Brooks takes the reader through that final game, detailing some astounding twists of both fate and skill. Poker is a game of bluffs and gamesmanship, but players have to be able to instantly make complex calculations about probability and the risks they are taking, and Brooks moves lucidly through the numbers to highlight the tensions that make high-level poker exciting. After several close calls, Isaac loses the round and comes in second, winning the aforementioned eight hundred grand.
At this point, Fading Hearts expands the scope of its focus. Brooks writes about Isaac as a young child, first a toddler, and then a little boy with a frightening intellect of his own. On car rides, a young Isaac would pester his father for math problems to solve. Once, in an effort to stump him, Brooks offers the basic “trains leave two stations a thousand miles apart” time / distance / speed problem. After a long silence, Isaac finally says he can’t figure out the answer. As Brooks writes:
I felt guilty, of course, for dampening his enthusiasm. It was OK. It was a tough problem. It was something he’d learn about in junior high school.

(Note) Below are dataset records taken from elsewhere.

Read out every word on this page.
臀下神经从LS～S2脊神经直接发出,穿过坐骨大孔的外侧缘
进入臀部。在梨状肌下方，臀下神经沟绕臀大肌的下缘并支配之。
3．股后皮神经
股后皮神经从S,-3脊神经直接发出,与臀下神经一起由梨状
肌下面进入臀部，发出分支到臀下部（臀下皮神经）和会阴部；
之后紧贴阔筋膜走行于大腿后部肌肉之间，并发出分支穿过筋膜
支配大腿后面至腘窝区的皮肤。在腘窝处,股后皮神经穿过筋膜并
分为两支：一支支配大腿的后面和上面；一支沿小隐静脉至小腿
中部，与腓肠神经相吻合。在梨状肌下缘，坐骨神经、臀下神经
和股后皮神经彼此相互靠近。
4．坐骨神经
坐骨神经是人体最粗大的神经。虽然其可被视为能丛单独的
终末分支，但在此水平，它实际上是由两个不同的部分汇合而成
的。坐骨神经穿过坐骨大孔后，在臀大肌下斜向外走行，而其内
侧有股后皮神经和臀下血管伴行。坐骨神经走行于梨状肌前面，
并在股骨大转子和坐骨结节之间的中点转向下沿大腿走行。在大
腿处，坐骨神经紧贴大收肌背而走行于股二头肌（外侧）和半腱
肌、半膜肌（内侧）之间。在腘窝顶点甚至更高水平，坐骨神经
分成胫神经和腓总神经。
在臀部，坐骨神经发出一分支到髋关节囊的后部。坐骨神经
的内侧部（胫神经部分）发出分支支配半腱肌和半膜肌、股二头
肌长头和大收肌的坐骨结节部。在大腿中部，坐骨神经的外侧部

He said, All right. But he knew, at five o’clock, the fast train had gone six hundred miles and the regular train had gone three hundred miles. That was nine hundred miles. So it had to be after five, but it was before six. At six they had gone too far. He said that was as close as he could get. He was four. He had done this in his head, using the only tool he had for the job, addition. I talked him through the rest.
The passages about Isaac’s talents are very interesting, but Brooks writes most movingly about his son’s appetite for risk and his choice to spend what can only be called obsessive amounts of time playing something that is ultimately, of course, just a game. Brooks compares it with his own long-odds decision to become a professional poet. The comparison, in Brooks’s book, is favorable, but it’s not simple: what does it mean to choose a profession in which the chances of losing are so great? What does it mean to choose a career in which all your hours of work go more or less unnoticed, and which, win or lose, you’re guaranteed to be, as Yeats puts it, “thought an idler by the noisy set / of bankers, schoolmasters, and clergymen?”
Though Isaac travels around the world staying in nice hotels and eating amazing meals, Fading Hearts doesn’t make the life of a professional poker player out to be glamorous. Like any other job, there are parts that are a real grind. But Isaac also risks quite a lot of money—both on and off the table, and Brooks tries to understand what it means to watch more money than he has ever made from all his years of teaching and writing pass through his son’s hands. The $800,000 that Isaac wins at the beginning ends up being seized by the federal government as part of an investigation, in part because the legality of online poker playing is in question. No one disputes that he won the money legally, but when his funds are seized, it’s unclear if he’ll get his winnings back. Yet Isaac is still required to pay taxes on it. And that’s not the only money he loses, of course. At one point Isaac has the dubious title of having lost more money in a single sitting online than anyone else in the world. It can take him months to win back sums that he has lost in hours.
Brooks writes that he doesn’t have the stomach for the kinds of risk that Isaac regularly takes. This may be true, in a certain sense. Isaac has won and lost more money than Brooks has ever earned several times over. But with Fading Hearts Brooks has wagered something much more personal: that he can take the details of his and his family’s life and turn them not just into a readable narrative, but an illuminating meditation on talent, luck, fatherhood, and the pleasures of the game. It’s a big bet, but he’s built a strong hand.